What can she do to hold the city against attackers who are only interested in destroying and devouring? The only magic Mona knows has to do with bread. Making dough rise. Keeping biscuits from being too tough. Telling cinnamon rolls not to burn. OK, now and then, when she's really stressed, she lets out a little more power than she intended and creates living bread, like Bob (the sourdough starter) and her gingerbread man. Does she even have enough power to turn all the city's bread dough into weapons? Finding out may cost Mona her life. But she's all the city's got in the crisis.
As narrators go, Mona has a lot of attitude and a good sense of humor. For example, as she describes what it's like to walk on water wearing magicked bread crusts on her feet, she whimsically appeals to the experience of those in the audience who have traveled in this way. When challenged to find ways to weaponize bread, the ideas she comes up with are just hilarious – from "bad cookies" running around and creating chaos to 12-foot-tall golems made from not mud but dough. She is forced to grow up beyond her years, thinking wise things about (for example) the difficulty of being a good ruler, the trouble about being a hero, and what nobody ever tells you about how magic really works. Her adventure is both thoughtful and exciting, by turns. With one problem arising just as another is solved, it has a satisfying heft to it and avoids too-easy outcomes. I wouldn't mind meeting Mona again, in a sequel.

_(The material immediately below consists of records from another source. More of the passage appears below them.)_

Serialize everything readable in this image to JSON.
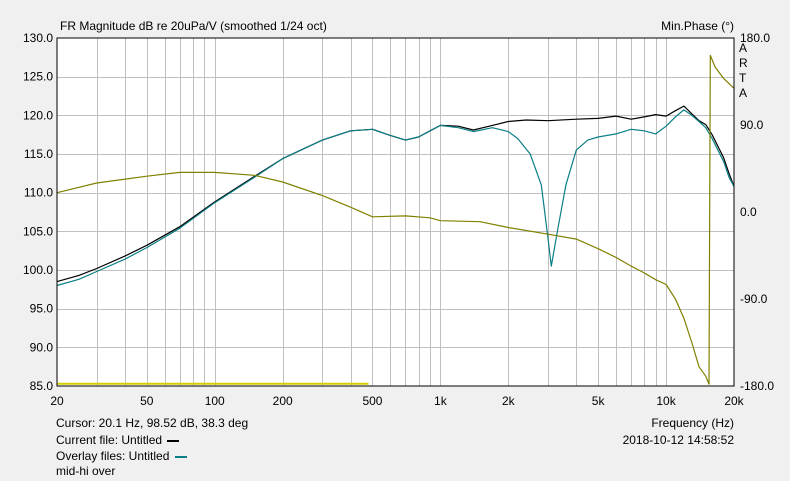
{
  "chart_data": {
    "type": "line",
    "title": "FR Magnitude dB re 20uPa/V (smoothed 1/24 oct)",
    "xlabel": "Frequency (Hz)",
    "ylabel_right": "Min.Phase (°)",
    "brand_letters": [
      "A",
      "R",
      "T",
      "A"
    ],
    "xscale": "log",
    "xlim": [
      20,
      20000
    ],
    "ylim": [
      85,
      130
    ],
    "y2lim": [
      -180,
      180
    ],
    "grid": true,
    "x_ticks": [
      20,
      50,
      100,
      200,
      500,
      1000,
      2000,
      5000,
      10000,
      20000
    ],
    "x_tick_labels": [
      "20",
      "50",
      "100",
      "200",
      "500",
      "1k",
      "2k",
      "5k",
      "10k",
      "20k"
    ],
    "y_ticks": [
      130,
      125,
      120,
      115,
      110,
      105,
      100,
      95,
      90,
      85
    ],
    "y_tick_labels": [
      "130.0",
      "125.0",
      "120.0",
      "115.0",
      "110.0",
      "105.0",
      "100.0",
      "95.0",
      "90.0",
      "85.0"
    ],
    "y2_ticks": [
      180,
      90,
      0,
      -90,
      -180
    ],
    "y2_tick_labels": [
      "180.0",
      "90.0",
      "0.0",
      "-90.0",
      "-180.0"
    ],
    "series": [
      {
        "color": "#000000",
        "axis": "left",
        "points": [
          [
            20,
            98.5
          ],
          [
            25,
            99.3
          ],
          [
            30,
            100.2
          ],
          [
            40,
            101.8
          ],
          [
            50,
            103.2
          ],
          [
            70,
            105.6
          ],
          [
            100,
            108.8
          ],
          [
            150,
            112.1
          ],
          [
            200,
            114.4
          ],
          [
            300,
            116.8
          ],
          [
            400,
            118.0
          ],
          [
            500,
            118.2
          ],
          [
            600,
            117.4
          ],
          [
            700,
            116.8
          ],
          [
            800,
            117.2
          ],
          [
            900,
            118.0
          ],
          [
            1000,
            118.7
          ],
          [
            1200,
            118.6
          ],
          [
            1400,
            118.1
          ],
          [
            1700,
            118.7
          ],
          [
            2000,
            119.2
          ],
          [
            2400,
            119.4
          ],
          [
            3000,
            119.3
          ],
          [
            4000,
            119.5
          ],
          [
            5000,
            119.6
          ],
          [
            6000,
            119.9
          ],
          [
            7000,
            119.5
          ],
          [
            8000,
            119.8
          ],
          [
            9000,
            120.1
          ],
          [
            10000,
            119.9
          ],
          [
            11000,
            120.6
          ],
          [
            12000,
            121.2
          ],
          [
            13000,
            120.2
          ],
          [
            14000,
            119.3
          ],
          [
            15000,
            118.8
          ],
          [
            16000,
            117.5
          ],
          [
            18000,
            114.5
          ],
          [
            19000,
            112.5
          ],
          [
            20000,
            110.8
          ]
        ]
      },
      {
        "color": "#0b7f86",
        "axis": "left",
        "points": [
          [
            20,
            98.0
          ],
          [
            25,
            98.8
          ],
          [
            30,
            99.8
          ],
          [
            40,
            101.4
          ],
          [
            50,
            102.9
          ],
          [
            70,
            105.4
          ],
          [
            100,
            108.7
          ],
          [
            150,
            112.0
          ],
          [
            200,
            114.4
          ],
          [
            300,
            116.8
          ],
          [
            400,
            118.0
          ],
          [
            500,
            118.2
          ],
          [
            600,
            117.4
          ],
          [
            700,
            116.8
          ],
          [
            800,
            117.2
          ],
          [
            900,
            118.0
          ],
          [
            1000,
            118.7
          ],
          [
            1200,
            118.4
          ],
          [
            1400,
            117.9
          ],
          [
            1700,
            118.4
          ],
          [
            2000,
            117.9
          ],
          [
            2200,
            117.0
          ],
          [
            2500,
            115.0
          ],
          [
            2800,
            111.0
          ],
          [
            3000,
            104.0
          ],
          [
            3100,
            100.5
          ],
          [
            3300,
            105.0
          ],
          [
            3600,
            111.0
          ],
          [
            4000,
            115.5
          ],
          [
            4500,
            116.8
          ],
          [
            5000,
            117.2
          ],
          [
            6000,
            117.6
          ],
          [
            7000,
            118.2
          ],
          [
            8000,
            118.0
          ],
          [
            9000,
            117.6
          ],
          [
            10000,
            118.6
          ],
          [
            11000,
            119.8
          ],
          [
            12000,
            120.7
          ],
          [
            13000,
            120.0
          ],
          [
            14000,
            119.2
          ],
          [
            15000,
            118.4
          ],
          [
            16000,
            117.0
          ],
          [
            18000,
            114.0
          ],
          [
            19000,
            112.0
          ],
          [
            20000,
            110.8
          ]
        ]
      },
      {
        "color": "#808000",
        "axis": "right",
        "points": [
          [
            20,
            20
          ],
          [
            30,
            30
          ],
          [
            50,
            37
          ],
          [
            70,
            41
          ],
          [
            100,
            41
          ],
          [
            150,
            38
          ],
          [
            200,
            31
          ],
          [
            300,
            17
          ],
          [
            400,
            5
          ],
          [
            500,
            -5
          ],
          [
            700,
            -4
          ],
          [
            900,
            -6
          ],
          [
            1000,
            -9
          ],
          [
            1500,
            -10
          ],
          [
            2000,
            -16
          ],
          [
            3000,
            -23
          ],
          [
            4000,
            -28
          ],
          [
            5000,
            -38
          ],
          [
            6000,
            -47
          ],
          [
            7000,
            -56
          ],
          [
            8000,
            -63
          ],
          [
            9000,
            -70
          ],
          [
            10000,
            -75
          ],
          [
            11000,
            -90
          ],
          [
            12000,
            -110
          ],
          [
            13000,
            -135
          ],
          [
            14000,
            -160
          ],
          [
            15000,
            -170
          ],
          [
            15500,
            -178
          ],
          [
            15700,
            162
          ],
          [
            16500,
            150
          ],
          [
            18000,
            138
          ],
          [
            20000,
            128
          ]
        ]
      },
      {
        "color": "#d2d200",
        "axis": "left",
        "points": [
          [
            20,
            85.3
          ],
          [
            480,
            85.3
          ]
        ]
      }
    ]
  },
  "info": {
    "cursor": "Cursor: 20.1 Hz, 98.52 dB, 38.3 deg",
    "current_file": "Current file: Untitled",
    "overlay_files": "Overlay files: Untitled",
    "comment": "mid-hi over",
    "frequency_label": "Frequency (Hz)",
    "datetime": "2018-10-12  14:58:52"
  },
  "colors": {
    "plot_bg": "#ffffff",
    "grid": "#c0c0c0",
    "panel_bg": "#f0f0f0",
    "current_swatch": "#000000",
    "overlay_swatch": "#0b7f86"
  }
}
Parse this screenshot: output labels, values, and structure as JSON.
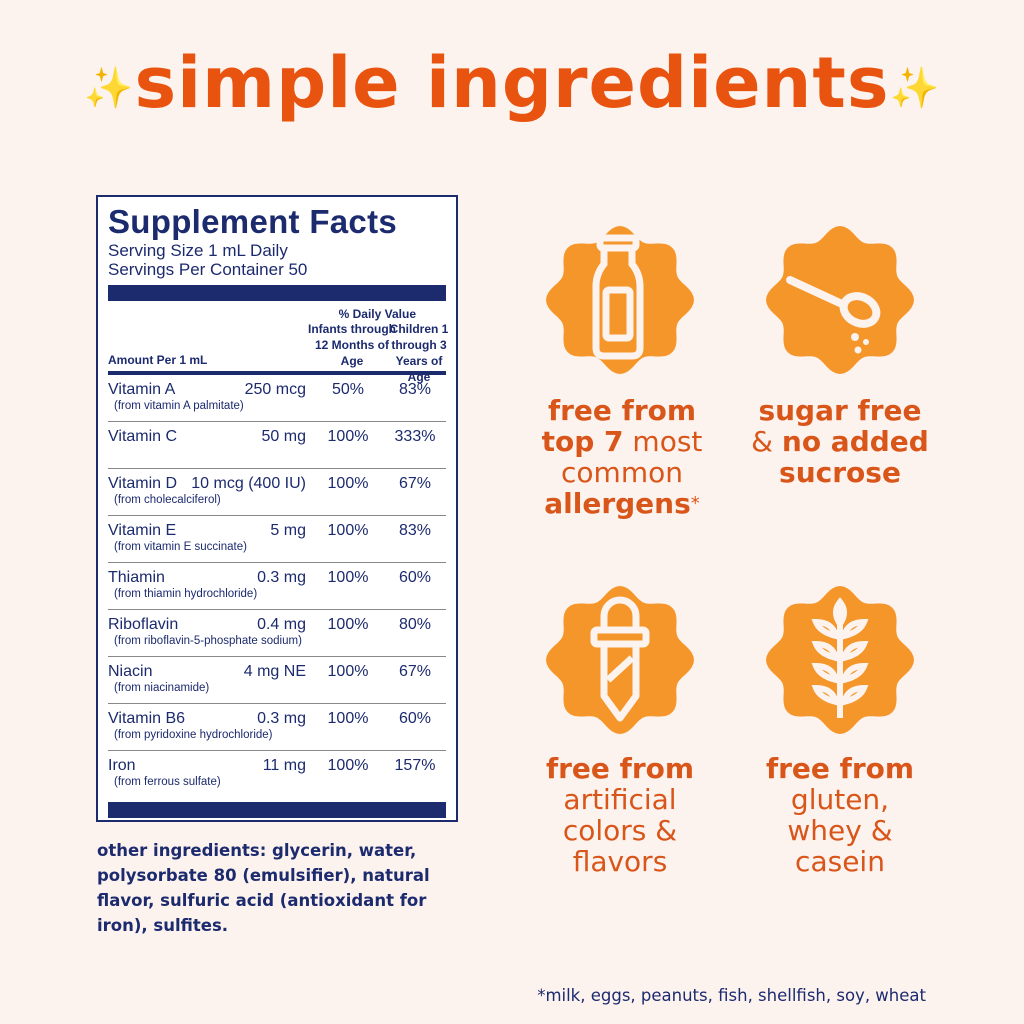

T. Kingfisher is a pseudonym of author Ursula Vernon, under which she has also written the novels Bryony and Roses, The Seventh Bride, The Raven and the Reindeer, Summer in Orcus, Clockwork Boys, The Wonder Engine, Swordheart, The Twisted Ones, Paladin's Grace, and The Hollow Places; the story collections Toad Words And Other Stories, The Halcyon Fairy Book and Jackalope Wives And Other Stories, and the novellas Nine Goblins and Minor Mage. As herself, she is the Hugo, Nebula and Mythopoeic Fantasy Award winning author of Nurk, Castle Hangnail, and many kids' graphic novels including the "Digger," "Black Dogs," "Dragonbreath" and "Hamster Princess" series and Irrational Fears. This review is based on a Kindle e-book.